The collection consists of six bottles containing scents, including those used by Empress Alexandra Fyodorovna and Nicholas II himself.
Though the fragrances have subtly altered over time, the top notes are still discernible.
Perfumes for princesses
It is said that the floral scents by the French firm Coty were used by the young grand princesses, with Anastasia favouring ‘La Violette Pourpre’ (‘Purple Violet’) and Olga ‘La Rose Jacqueminot’ (‘Tea Rose’), which is the one in the smallest glass bottle in the picture.
Another sibling, Tatiana, liked ‘Jasmin de Corse’ (‘Corsican Jasmine) which you can see in the half-full bottle pictured in the collection.

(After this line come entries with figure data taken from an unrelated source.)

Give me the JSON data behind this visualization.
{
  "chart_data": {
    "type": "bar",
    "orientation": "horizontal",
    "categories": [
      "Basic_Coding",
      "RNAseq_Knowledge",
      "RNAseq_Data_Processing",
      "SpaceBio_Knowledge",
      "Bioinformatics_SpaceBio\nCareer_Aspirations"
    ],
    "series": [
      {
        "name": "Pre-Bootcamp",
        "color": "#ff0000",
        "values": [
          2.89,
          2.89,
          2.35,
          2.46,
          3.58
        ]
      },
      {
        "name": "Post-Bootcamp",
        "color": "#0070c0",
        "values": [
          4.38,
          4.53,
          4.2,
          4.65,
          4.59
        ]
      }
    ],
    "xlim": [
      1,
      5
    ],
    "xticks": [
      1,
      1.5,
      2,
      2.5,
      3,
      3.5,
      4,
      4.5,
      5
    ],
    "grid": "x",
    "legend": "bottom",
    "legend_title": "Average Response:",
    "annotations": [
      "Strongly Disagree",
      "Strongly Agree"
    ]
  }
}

Tsarskoye Selo also received a perfume box of Princess Maria’s favourite fragrance 'Lilas Pourpre' (‘Purple lily’) as part of the donation.
Legend and lure of Coty
All the scents were made by Coty at the beginning of the 20th century.

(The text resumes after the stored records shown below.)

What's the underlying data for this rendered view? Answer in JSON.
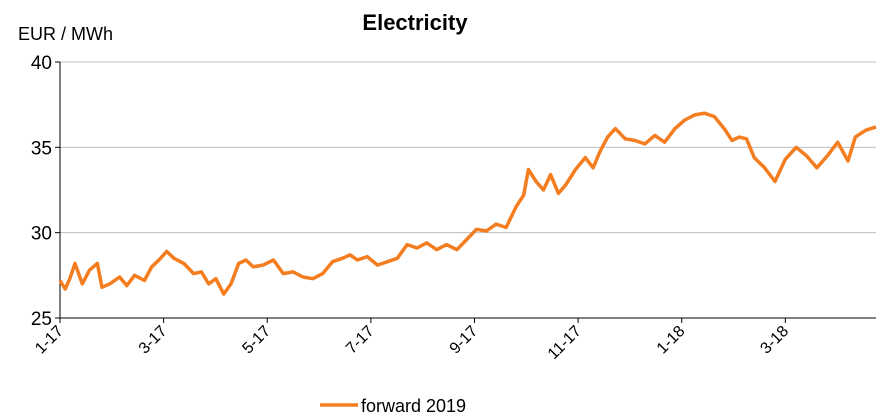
{
  "chart_data": {
    "type": "line",
    "title": "Electricity",
    "y_label": "EUR / MWh",
    "x": [
      0,
      0.1,
      0.19,
      0.29,
      0.43,
      0.57,
      0.72,
      0.81,
      0.96,
      1.15,
      1.29,
      1.44,
      1.63,
      1.77,
      1.91,
      2.06,
      2.2,
      2.39,
      2.58,
      2.73,
      2.87,
      3.01,
      3.16,
      3.3,
      3.45,
      3.59,
      3.73,
      3.92,
      4.12,
      4.31,
      4.5,
      4.69,
      4.88,
      5.07,
      5.26,
      5.45,
      5.6,
      5.74,
      5.93,
      6.13,
      6.32,
      6.51,
      6.7,
      6.89,
      7.08,
      7.27,
      7.46,
      7.66,
      7.85,
      8.04,
      8.23,
      8.42,
      8.61,
      8.8,
      8.95,
      9.04,
      9.19,
      9.33,
      9.47,
      9.62,
      9.76,
      9.95,
      10.14,
      10.29,
      10.43,
      10.57,
      10.72,
      10.91,
      11.1,
      11.29,
      11.48,
      11.67,
      11.87,
      12.06,
      12.25,
      12.44,
      12.63,
      12.82,
      12.97,
      13.11,
      13.25,
      13.4,
      13.6,
      13.8,
      14.0,
      14.21,
      14.41,
      14.61,
      14.81,
      15.01,
      15.21,
      15.35,
      15.55,
      15.75
    ],
    "series": [
      {
        "name": "forward 2019",
        "color": "#f47d20",
        "values": [
          27.2,
          26.7,
          27.3,
          28.2,
          27.0,
          27.8,
          28.2,
          26.8,
          27.0,
          27.4,
          26.9,
          27.5,
          27.2,
          28.0,
          28.4,
          28.9,
          28.5,
          28.2,
          27.6,
          27.7,
          27.0,
          27.3,
          26.4,
          27.0,
          28.2,
          28.4,
          28.0,
          28.1,
          28.4,
          27.6,
          27.7,
          27.4,
          27.3,
          27.6,
          28.3,
          28.5,
          28.7,
          28.4,
          28.6,
          28.1,
          28.3,
          28.5,
          29.3,
          29.1,
          29.4,
          29.0,
          29.3,
          29.0,
          29.6,
          30.2,
          30.1,
          30.5,
          30.3,
          31.5,
          32.2,
          33.7,
          33.0,
          32.5,
          33.4,
          32.3,
          32.8,
          33.7,
          34.4,
          33.8,
          34.8,
          35.6,
          36.1,
          35.5,
          35.4,
          35.2,
          35.7,
          35.3,
          36.1,
          36.6,
          36.9,
          37.0,
          36.8,
          36.1,
          35.4,
          35.6,
          35.5,
          34.4,
          33.8,
          33.0,
          34.3,
          35.0,
          34.5,
          33.8,
          34.5,
          35.3,
          34.2,
          35.6,
          36.0,
          36.2
        ]
      }
    ],
    "xlim": [
      0,
      15.75
    ],
    "xticks": [
      {
        "value": 0,
        "label": "1-17"
      },
      {
        "value": 2,
        "label": "3-17"
      },
      {
        "value": 4,
        "label": "5-17"
      },
      {
        "value": 6,
        "label": "7-17"
      },
      {
        "value": 8,
        "label": "9-17"
      },
      {
        "value": 10,
        "label": "11-17"
      },
      {
        "value": 12,
        "label": "1-18"
      },
      {
        "value": 14,
        "label": "3-18"
      }
    ],
    "ylim": [
      25,
      40
    ],
    "yticks": [
      25,
      30,
      35,
      40
    ],
    "grid": true,
    "legend": "bottom"
  }
}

Coty was founded in Paris in 1904 by 29-year-old François Coty, a visionary who set out to shake up a perfume industry which had seen little change in the 19th century.
He commissioned leading artists and manufacturers such as René Lalique and the Glassworks of Baccarat to design gorgeous bottles for the fragrances to present them in the most luxurious manner.
“One thing eluded me,” he confessed in 1934, the year of his death. “I never managed to capture the smell of honeysuckle.”
The bottles with perfume were bought at different times in antique shops or at auctions.
World Heritage site Tsarskoye Selo - meaning the Tsar's village - was formerly one of the imperial family's residences.